A dual-targeted platform based on graphene for synergistic chemo-photothermal therapy against multidrug-resistant Gram-negative bacteria and their biofilms

Abstract The construction of multimodal targeting and therapeutic platforms is a promising strategy for combating multidrug-resistant (MDR) bacteria-associated infections. We report a dual-targeted antibacterial platform integrating a synergistic chemo-photothermal effect based on the boronic acid functionalized graphene-based quaternary ammonium salt (B-CG-QAS).
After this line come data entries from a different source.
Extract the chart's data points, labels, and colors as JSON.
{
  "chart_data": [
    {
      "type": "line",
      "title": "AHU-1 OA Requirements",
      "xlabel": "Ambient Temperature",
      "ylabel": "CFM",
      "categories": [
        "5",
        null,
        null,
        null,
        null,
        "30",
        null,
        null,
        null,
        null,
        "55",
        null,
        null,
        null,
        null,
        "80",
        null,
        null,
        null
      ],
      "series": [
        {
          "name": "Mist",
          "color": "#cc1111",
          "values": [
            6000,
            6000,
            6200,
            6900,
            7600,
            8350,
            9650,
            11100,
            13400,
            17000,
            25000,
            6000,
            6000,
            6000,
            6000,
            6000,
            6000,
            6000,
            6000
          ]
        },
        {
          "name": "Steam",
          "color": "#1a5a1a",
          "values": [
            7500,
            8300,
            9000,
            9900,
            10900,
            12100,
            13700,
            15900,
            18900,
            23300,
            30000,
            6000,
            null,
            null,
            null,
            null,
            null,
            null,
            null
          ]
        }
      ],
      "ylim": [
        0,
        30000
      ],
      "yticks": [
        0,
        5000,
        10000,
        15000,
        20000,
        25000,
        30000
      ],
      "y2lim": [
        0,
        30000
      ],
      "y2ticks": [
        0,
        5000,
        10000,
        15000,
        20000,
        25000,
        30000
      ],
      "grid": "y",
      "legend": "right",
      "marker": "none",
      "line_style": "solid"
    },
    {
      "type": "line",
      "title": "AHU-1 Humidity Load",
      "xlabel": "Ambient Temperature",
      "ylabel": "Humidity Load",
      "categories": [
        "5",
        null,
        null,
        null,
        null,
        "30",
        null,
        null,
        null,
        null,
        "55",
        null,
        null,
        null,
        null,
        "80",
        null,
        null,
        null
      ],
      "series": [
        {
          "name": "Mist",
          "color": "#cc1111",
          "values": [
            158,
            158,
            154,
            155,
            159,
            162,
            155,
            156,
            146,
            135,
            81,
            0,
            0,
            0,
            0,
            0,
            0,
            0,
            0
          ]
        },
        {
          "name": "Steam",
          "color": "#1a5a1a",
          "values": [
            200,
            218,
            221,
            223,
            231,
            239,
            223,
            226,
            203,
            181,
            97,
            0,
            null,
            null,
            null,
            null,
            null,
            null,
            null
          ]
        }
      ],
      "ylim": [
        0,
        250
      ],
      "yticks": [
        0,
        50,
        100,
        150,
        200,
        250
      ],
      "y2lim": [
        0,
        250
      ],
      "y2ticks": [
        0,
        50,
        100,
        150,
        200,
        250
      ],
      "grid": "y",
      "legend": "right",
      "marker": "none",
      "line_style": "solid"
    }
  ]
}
When located at the sites of Gram-negative bacteria associated infections, B-CG-QAS was able to specifically bind to the bacteria and their biofilms via the dual effect of electrostatic adhesion (QAS) and covalent coupling (BA), resulting in a superior targeting ability over the single-targeted agents (B-CG or CG-QAS), improved bactericidal efficacy, a reduced dose of QAS and minimized chemotherapeutic/photothermal toxicity. In addition to the QAS-mediated antibacterial effects, NIR laser irradiation onto CG could further improve the antimicrobial effect via the synergy of hyperthermia. On the other hand, QAS could disrupt the bacterial cell membrane and improve its permeability and sensitivity to heat. Moreover, B-CG-QAS could be effectively utilized for synergistic chemo-photothermal therapy against the in vivo infections of MDR Gram-negative bacteria and their biofilms and accelerate bacteria-infected wound healing as well as exhibit outstanding biocompatibility both in vitro and in vivo. Therefore, our study demonstrates that B-CG-QAS has great potential to treat MDR Gram-negative bacterial infections and their biofilms.